Home | About | Sematext search-lucene.com search-hadoop.com
 Search Hadoop and all its subprojects:

Switch to Threaded View
HBase, mail # user - Use of MD5 as row keys - is this safe?


Copy link to this message
-
Re: Use of MD5 as row keys - is this safe?
Michel Segel 2012-07-22, 12:00
http://en.wikipedia.org/wiki/SHA-1

Check out the comparisons between the different SHA algos.

In theory a collision was found for SHA-1, but none found for SHA-2 does that mean that a collision doesn't exist? No, it means that it hasn't happened yet and the odds are that it won't be found. Possible? Yes, however, highly improbable. You have a better chance of winning the lotto...

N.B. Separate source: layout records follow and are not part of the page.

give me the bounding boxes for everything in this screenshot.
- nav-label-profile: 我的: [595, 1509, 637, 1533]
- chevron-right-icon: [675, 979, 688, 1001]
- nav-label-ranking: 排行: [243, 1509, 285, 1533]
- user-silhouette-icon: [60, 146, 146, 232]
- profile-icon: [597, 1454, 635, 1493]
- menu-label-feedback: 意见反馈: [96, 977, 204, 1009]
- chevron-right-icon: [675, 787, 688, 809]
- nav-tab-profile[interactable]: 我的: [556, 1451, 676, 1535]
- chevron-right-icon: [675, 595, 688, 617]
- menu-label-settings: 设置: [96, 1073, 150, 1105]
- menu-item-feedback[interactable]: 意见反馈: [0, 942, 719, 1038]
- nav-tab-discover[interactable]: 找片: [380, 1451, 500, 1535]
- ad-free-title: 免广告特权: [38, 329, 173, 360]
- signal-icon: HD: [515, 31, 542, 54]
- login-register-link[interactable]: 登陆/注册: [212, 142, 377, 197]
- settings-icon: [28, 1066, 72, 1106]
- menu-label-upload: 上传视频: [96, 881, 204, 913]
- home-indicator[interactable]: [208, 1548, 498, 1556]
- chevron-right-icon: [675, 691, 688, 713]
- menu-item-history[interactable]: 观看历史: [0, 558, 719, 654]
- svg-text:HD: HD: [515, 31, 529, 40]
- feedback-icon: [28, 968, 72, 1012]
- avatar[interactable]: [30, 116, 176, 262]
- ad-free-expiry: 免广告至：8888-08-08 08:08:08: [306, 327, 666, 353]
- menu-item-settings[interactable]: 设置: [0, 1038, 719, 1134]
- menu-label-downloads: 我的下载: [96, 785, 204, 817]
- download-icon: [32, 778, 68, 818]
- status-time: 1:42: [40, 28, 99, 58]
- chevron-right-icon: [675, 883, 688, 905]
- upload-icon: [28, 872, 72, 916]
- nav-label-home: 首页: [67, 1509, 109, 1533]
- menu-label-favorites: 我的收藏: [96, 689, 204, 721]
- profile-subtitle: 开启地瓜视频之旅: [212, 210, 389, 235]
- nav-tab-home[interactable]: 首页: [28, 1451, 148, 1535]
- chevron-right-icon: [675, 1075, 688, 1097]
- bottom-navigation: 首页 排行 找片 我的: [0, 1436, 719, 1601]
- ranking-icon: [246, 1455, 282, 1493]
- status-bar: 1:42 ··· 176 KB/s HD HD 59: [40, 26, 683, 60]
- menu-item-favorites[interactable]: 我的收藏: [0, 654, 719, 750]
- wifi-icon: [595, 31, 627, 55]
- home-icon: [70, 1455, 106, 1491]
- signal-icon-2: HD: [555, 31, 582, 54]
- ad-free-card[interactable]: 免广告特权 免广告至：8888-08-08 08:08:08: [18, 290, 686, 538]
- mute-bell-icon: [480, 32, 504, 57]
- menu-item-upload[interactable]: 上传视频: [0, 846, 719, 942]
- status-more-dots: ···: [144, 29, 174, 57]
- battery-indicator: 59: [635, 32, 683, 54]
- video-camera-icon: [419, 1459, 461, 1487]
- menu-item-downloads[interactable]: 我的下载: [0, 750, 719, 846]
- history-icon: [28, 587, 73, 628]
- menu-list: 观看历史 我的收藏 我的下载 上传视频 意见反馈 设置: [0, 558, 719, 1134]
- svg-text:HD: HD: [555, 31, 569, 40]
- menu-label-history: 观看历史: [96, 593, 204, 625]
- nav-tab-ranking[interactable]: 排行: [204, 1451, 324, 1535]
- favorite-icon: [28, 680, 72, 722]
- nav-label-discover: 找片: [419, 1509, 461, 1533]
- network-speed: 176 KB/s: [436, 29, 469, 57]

The point was that if you are going to hash your key,then concatenate the initial key, you would be better off looking at the SHA-1 option. You have to consider a couple of factors...
1: availability of the algo. SHA-1 is in the standard java API and is readily available.
2: speed. Is SHA-1fast enough? Maybe, depending on your requirements. For most, I'll say probably.
3: Size of Key. SHA-1 is probably be smaller than having an MD-5 hash and the original key added.

Just food for thought...

Sent from a remote device. Please excuse any typos...

Mike Segel

On Jul 20, 2012, at 3:35 PM, Joe Pallas <[EMAIL PROTECTED]> wrote:

>
> On Jul 20, 2012, at 12:16 PM, Michel Segel wrote:
>
>> I don't believe that there has been any reports of collisions, but if. You are concerned you could use the SHA-1 for generating the hash. Relatively speaking, SHA-1is slower, but still fast enough for most applications.
>
> Every hash function can have collisions, by definition.  If the correctness of your design depends on collisions being impossible, rather than very rare, then your design is faulty.
>
> Cryptographic hash functions have the property that it is computationally hard to create inputs that match a given output.  That doesn’t in itself make cryptographic hash functions better than other hash functions for avoiding hot-spotting.  (But it does usually make cryptographic hash functions more expensive to compute than other hash functions.)
>
> You may want to look at <http://www.strchr.com/hash_functions>  and <http://programmers.stackexchange.com/questions/49550/which-hashing-algorithm-is-best-for-uniqueness-and-speed/145633#145633>.
>
> Hope this helps,
> joe
>
>